Jenkin emitted a rumbling sort of laugh, one that began in his substantial belly and rose up through the smoky realms of his throat till it met the clamped jaws and had to wheeze its way past. The older man had the face of a fallen cherub, with rubicund cheeks so bulging they pinched against his thick eyebrows and made the dancing orbs of his eyes all the more prominent for having to operate in such a confined sphere. The lips, had they been visible beneath the flourishing and unfashionably grizzled beard, would have shown themselves fleshy and sensuous.
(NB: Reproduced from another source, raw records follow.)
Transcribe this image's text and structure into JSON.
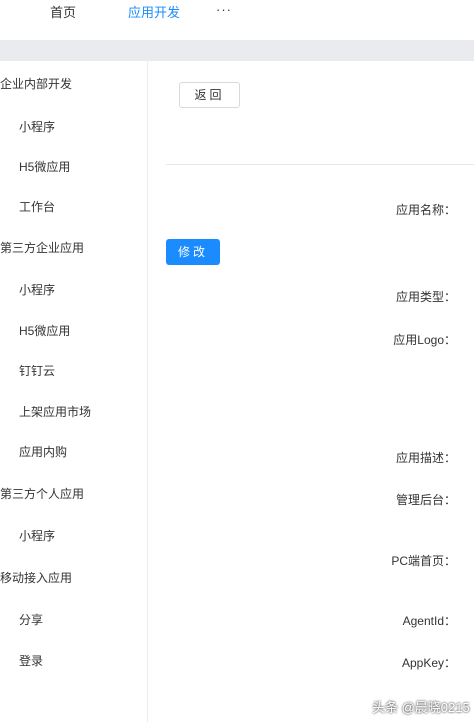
{
  "topnav": {
    "items": [
      {
        "label": "首页"
      },
      {
        "label": "应用开发"
      }
    ],
    "more": "···"
  },
  "sidebar": {
    "groups": [
      {
        "label": "企业内部开发",
        "items": [
          "小程序",
          "H5微应用",
          "工作台"
        ]
      },
      {
        "label": "第三方企业应用",
        "items": [
          "小程序",
          "H5微应用",
          "钉钉云",
          "上架应用市场",
          "应用内购"
        ]
      },
      {
        "label": "第三方个人应用",
        "items": [
          "小程序"
        ]
      },
      {
        "label": "移动接入应用",
        "items": [
          "分享",
          "登录"
        ]
      }
    ]
  },
  "main": {
    "back_button": "返回",
    "edit_button": "修改",
    "fields": [
      {
        "label": "应用名称："
      },
      {
        "label": "应用类型："
      },
      {
        "label": "应用Logo："
      },
      {
        "label": "应用描述："
      },
      {
        "label": "管理后台："
      },
      {
        "label": "PC端首页："
      },
      {
        "label": "AgentId："
      },
      {
        "label": "AppKey："
      }
    ]
  },
  "watermark": "头条 @晨晓0215",
  "colors": {
    "accent": "#1a8cff",
    "divider": "#e9ebee"
  }
}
Evidently the quartermaster was a man who had feasted upon the fruits of life and found them satisfactory.

“Since you've had the impertinence to question why I brought you along, lad, I'll tell you. I'm told that when you came this way last winter on special assignment for the former governor, you passed yourself off as an agent for the
quartermaster searching out reliable suppliers of pork and grain.”